L’homme continua sa route, et un plus loin il rencontra saint Pierre, qui lui demanda où il allait.

— Je cherche, répondit-il, des âmes charitables pour nommer mon petit garçon.

— Voulez-vous que je sois son parrain ?

— Oui, mais auparavant dites-moi qui vous êtes, car je veux pour mon petit gars un parrain juste.

— Je me nomme saint Pierre.

— Ah ! puisque c’est vous qu’on appelle saint Pierre, vous ne nommerez pas mon enfant, car vous n’êtes pas juste : vous avez renié votre maître trois fois, et depuis que vous êtes portier du Paradis, vous ouvrez plus volontiers votre porte aux riches qui ont de l’argent pour se faire dire des messes qu’aux pauvres qui n’ont pas avec quoi payer des prières. Vous n’êtes pas juste.

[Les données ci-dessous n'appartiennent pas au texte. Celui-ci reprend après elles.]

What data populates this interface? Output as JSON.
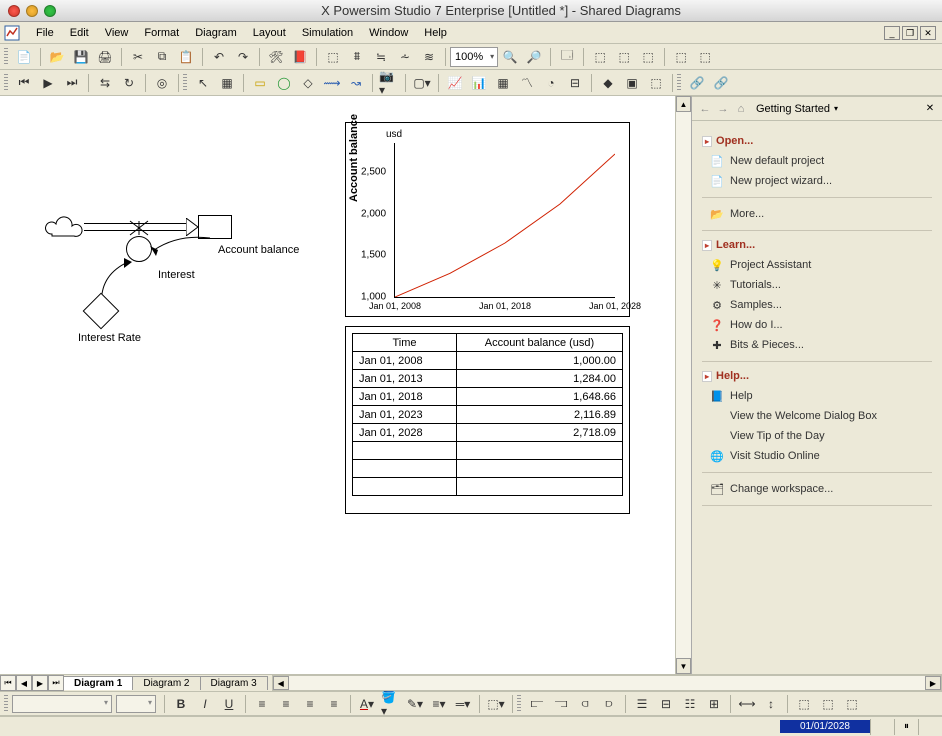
{
  "window": {
    "title": "X Powersim Studio 7 Enterprise [Untitled *] - Shared Diagrams"
  },
  "menus": [
    "File",
    "Edit",
    "View",
    "Format",
    "Diagram",
    "Layout",
    "Simulation",
    "Window",
    "Help"
  ],
  "toolbar1": {
    "zoom": "100%"
  },
  "tabs": {
    "items": [
      "Diagram 1",
      "Diagram 2",
      "Diagram 3"
    ],
    "active": 0
  },
  "sidebar": {
    "nav_title": "Getting Started",
    "sections": [
      {
        "title": "Open...",
        "links": [
          {
            "icon": "📄",
            "label": "New default project"
          },
          {
            "icon": "📄",
            "label": "New project wizard..."
          }
        ],
        "more": {
          "icon": "📂",
          "label": "More..."
        }
      },
      {
        "title": "Learn...",
        "links": [
          {
            "icon": "💡",
            "label": "Project Assistant"
          },
          {
            "icon": "✳",
            "label": "Tutorials..."
          },
          {
            "icon": "⚙",
            "label": "Samples..."
          },
          {
            "icon": "❓",
            "label": "How do I..."
          },
          {
            "icon": "✚",
            "label": "Bits & Pieces..."
          }
        ]
      },
      {
        "title": "Help...",
        "links": [
          {
            "icon": "📘",
            "label": "Help"
          },
          {
            "icon": "",
            "label": "View the Welcome Dialog Box"
          },
          {
            "icon": "",
            "label": "View Tip of the Day"
          },
          {
            "icon": "🌐",
            "label": "Visit Studio Online"
          }
        ],
        "more": {
          "icon": "🗂",
          "label": "Change workspace..."
        }
      }
    ]
  },
  "diagram": {
    "labels": {
      "account_balance": "Account balance",
      "interest": "Interest",
      "interest_rate": "Interest Rate"
    }
  },
  "chart_data": {
    "type": "line",
    "title": "Account balance",
    "ylabel": "Account balance",
    "unit": "usd",
    "x": [
      "Jan 01, 2008",
      "Jan 01, 2013",
      "Jan 01, 2018",
      "Jan 01, 2023",
      "Jan 01, 2028"
    ],
    "x_tick_labels": [
      "Jan 01, 2008",
      "Jan 01, 2018",
      "Jan 01, 2028"
    ],
    "y_ticks": [
      1000,
      1500,
      2000,
      2500
    ],
    "y_tick_labels": [
      "1,000",
      "1,500",
      "2,000",
      "2,500"
    ],
    "ylim": [
      1000,
      2850
    ],
    "series": [
      {
        "name": "Account balance",
        "color": "#d02000",
        "values": [
          1000.0,
          1284.0,
          1648.66,
          2116.89,
          2718.09
        ]
      }
    ]
  },
  "table": {
    "headers": [
      "Time",
      "Account balance (usd)"
    ],
    "rows": [
      [
        "Jan 01, 2008",
        "1,000.00"
      ],
      [
        "Jan 01, 2013",
        "1,284.00"
      ],
      [
        "Jan 01, 2018",
        "1,648.66"
      ],
      [
        "Jan 01, 2023",
        "2,116.89"
      ],
      [
        "Jan 01, 2028",
        "2,718.09"
      ]
    ],
    "blank_rows": 3
  },
  "status": {
    "date": "01/01/2028"
  }
}
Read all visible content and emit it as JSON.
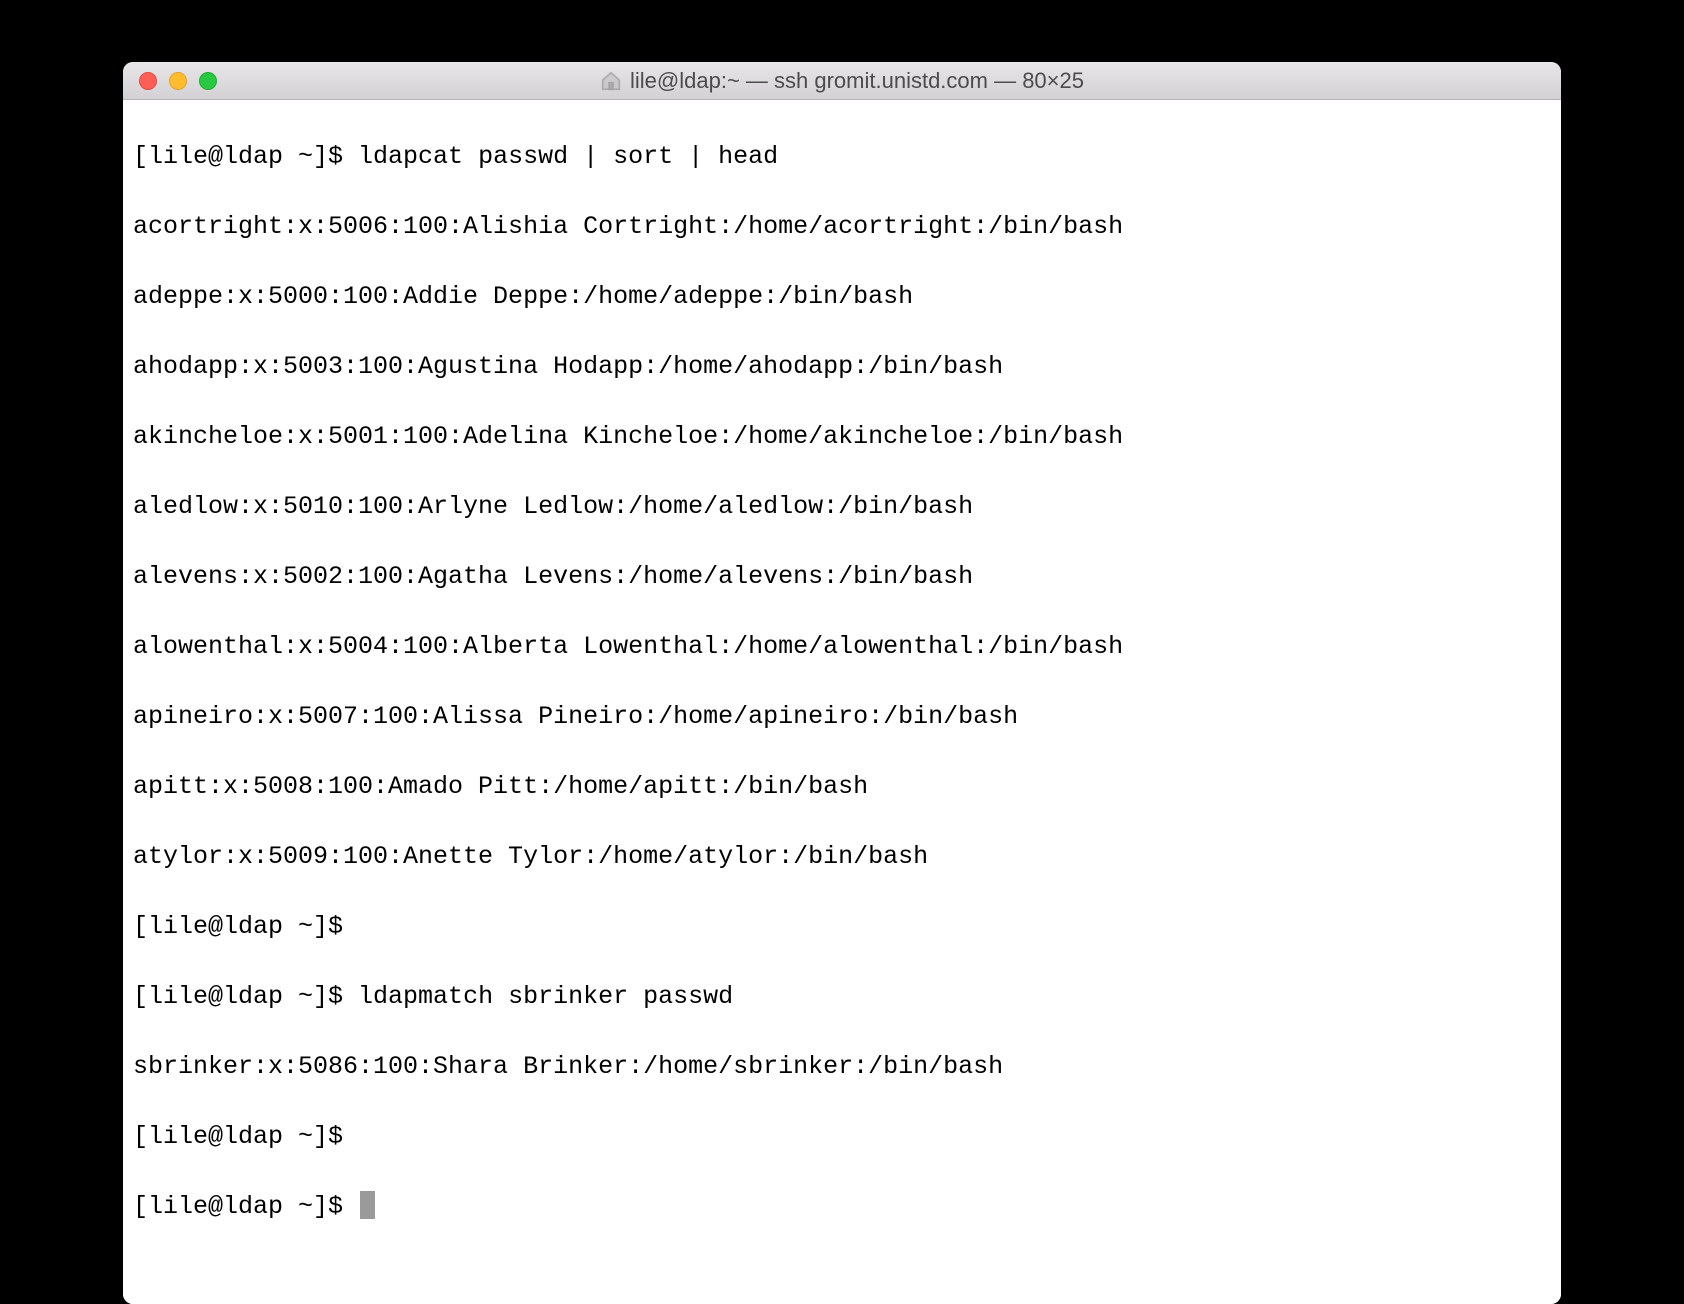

L’homme se remit en route, et après avoir encore cheminé quelque temps, il rencontra la Mort qui lui demanda où il allait.

— Je cherche, répondit-il, un parrain et une marraine pour nommer mon petit garçon.

— Voulez-vous que je sois sa marraine ?

— Oui ; mais auparavant dites-moi qui vous êtes, car je veux pour mon petit gars une marraine juste.

— Je me nomme la Mort.

— En ce cas, je veux bien que vous soyez la marraine de mon enfant ; car vous au moins, vous êtes juste : vous prenez les riches aussi bien que les pauvres, les jeunes aussi bien que les vieux. Vous êtes juste.

Et la Mort fut la marraine de l’enfant du bonhomme.